New imaging tool targets degenerative diseases

Aging and oxidative stress are the culprits, but the challenge is to determine which cells, and even subcellular structures, are affected, according to South Dakota State University pharmacy professor Xiangming Guan. The medicinal chemist is developing imaging techniques that will help researchers identify what might be contributing to the course a degenerative disease takes.

Tracking the body's natural antioxidant

Organic molecules called thiols play a major role in defending the body against oxidative stress, Guan explained. These antioxidants, which are present inside and outside of cells, counteract the effect of reactive oxygen molecules known as free radicals which are involved in oxidative stress. Free radicals can disrupt normal cell functions.

"Thiols are consumed during oxidative stress, so we see lower thiol levels," Guan said. "Therefore, the level of thiols is used as one of the indices that reflect whether there is oxidative stress."

Drinking alcohol, for instance, can damage the liver, Guan explained. Thiols can quench the toxic effect of alcohol, but once they are depleted, the body cannot defend itself. Similarly, damage to nerve cells can then lead to degenerative diseases such as Parkinson's disease and multiple sclerosis.

Improving analytical tools

Through National Institutes of Health grants for nearly $800,000, Guan and his team developed the first imaging reagent that can determine thiol levels in intact living cells. Previous methods of determining thiol concentrations required the destruction of the cells and tissue.

"We found a compound which can determine thiol density in live cells in a quantitative way through a particular type of chemical reaction," he said. In the presence of thiol, the chemical gives off fluorescence -- the higher the thiol level, the higher the fluorescence. Decreased fluorescence means thiols have been consumed trying to protect the cell, meaning it is more likely to be damaged.

While other methods focused on nonprotein thiols and necessitated breaking the cells or tissues to accomplish the analysis, Guan's technique monitors both nonprotein and protein thiols without breaking the cells and, thus, has the advantage of showing thiol distribution and density inside the cell. For instance, thiol concentrations in cells or tissues might be normal but the distribution might not be normal under a disease state.

With a new three-year NIH grant for $327,500, Guan hopes to develop reagents that can selectively show thiol density in subcellular structures, specifically the nucleus and mitochondria.

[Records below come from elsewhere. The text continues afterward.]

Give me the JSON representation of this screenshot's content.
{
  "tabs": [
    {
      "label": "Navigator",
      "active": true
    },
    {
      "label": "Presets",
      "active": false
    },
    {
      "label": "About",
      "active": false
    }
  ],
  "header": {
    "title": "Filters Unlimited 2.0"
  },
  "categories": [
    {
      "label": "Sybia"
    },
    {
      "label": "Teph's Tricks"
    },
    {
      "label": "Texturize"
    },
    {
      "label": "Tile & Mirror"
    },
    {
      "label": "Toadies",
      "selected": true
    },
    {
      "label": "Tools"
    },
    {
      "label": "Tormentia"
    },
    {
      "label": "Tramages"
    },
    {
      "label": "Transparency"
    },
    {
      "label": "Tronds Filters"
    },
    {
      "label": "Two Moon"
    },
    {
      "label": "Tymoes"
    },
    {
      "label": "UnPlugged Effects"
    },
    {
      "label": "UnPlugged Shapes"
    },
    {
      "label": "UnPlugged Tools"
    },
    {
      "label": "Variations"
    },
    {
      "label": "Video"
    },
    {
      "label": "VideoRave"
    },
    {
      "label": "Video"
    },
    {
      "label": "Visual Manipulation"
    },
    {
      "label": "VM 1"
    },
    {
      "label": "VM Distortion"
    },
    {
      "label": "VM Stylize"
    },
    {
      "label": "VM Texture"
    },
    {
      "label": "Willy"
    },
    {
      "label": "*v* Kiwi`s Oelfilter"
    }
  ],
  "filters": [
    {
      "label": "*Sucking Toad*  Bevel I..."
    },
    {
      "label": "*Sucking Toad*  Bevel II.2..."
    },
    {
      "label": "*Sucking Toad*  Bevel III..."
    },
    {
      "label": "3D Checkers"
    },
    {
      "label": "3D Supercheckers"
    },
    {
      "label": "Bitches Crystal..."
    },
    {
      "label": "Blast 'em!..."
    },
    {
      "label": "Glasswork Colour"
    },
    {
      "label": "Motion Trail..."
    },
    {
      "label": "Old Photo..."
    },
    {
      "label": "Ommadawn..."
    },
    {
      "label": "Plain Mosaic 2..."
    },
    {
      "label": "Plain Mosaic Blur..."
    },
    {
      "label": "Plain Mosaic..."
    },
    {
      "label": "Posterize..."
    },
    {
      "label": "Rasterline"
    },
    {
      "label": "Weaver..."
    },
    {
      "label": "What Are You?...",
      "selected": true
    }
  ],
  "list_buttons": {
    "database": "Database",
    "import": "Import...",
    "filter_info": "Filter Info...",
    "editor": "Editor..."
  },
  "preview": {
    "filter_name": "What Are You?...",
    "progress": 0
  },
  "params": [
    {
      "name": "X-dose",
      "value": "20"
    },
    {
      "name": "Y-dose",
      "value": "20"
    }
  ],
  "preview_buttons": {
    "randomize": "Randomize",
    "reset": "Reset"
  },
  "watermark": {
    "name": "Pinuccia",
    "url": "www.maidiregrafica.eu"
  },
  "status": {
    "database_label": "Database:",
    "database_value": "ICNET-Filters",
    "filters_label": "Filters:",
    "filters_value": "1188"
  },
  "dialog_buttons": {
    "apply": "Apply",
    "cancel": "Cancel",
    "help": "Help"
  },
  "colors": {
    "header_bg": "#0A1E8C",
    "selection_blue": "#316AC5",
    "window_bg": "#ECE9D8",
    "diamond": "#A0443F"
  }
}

"These are crucial subcellular organs," Guan said, comparing the function of cell mitochrondria to that of the heart. Furthermore, cell nuclei contain DNA, which can be altered by oxidative stress.

"The distribution of thiols within the cell is not even," he said.

Medical researchers now use a centrifuge to separate subcellular structures because their weights are different. Thiol concentration in the mitochondria can be determined via this centrifugal method, but not the thiol distribution and density within the mitochondria, Guan pointed out.

In addition, "thiol levels in the nucleus cannot be accurately determined since thiols leak out during isolation."

Examining subcellular structures

When dealing with age-related degenerative diseases, Guan pointed out, "There are a lot of unknowns." If Guan and his team are successful, scientists will have an analytical tool to monitor how thiols in subcellular structures affect degeneration.

For example, if researchers see a marked decrease in mitochondrial thiol before onset of Alzheimer's symptoms, Guan explained, "perhaps we can find a way to deliver thiol into the mitochondria to prevent or slow that down."

Furthermore, scientists can use this analytical tool to determine if an intervention protected the subcellular structure, Guan pointed out. He hopes to develop a nontoxic reagent safe enough to be used for diagnostic imaging, like an MRI.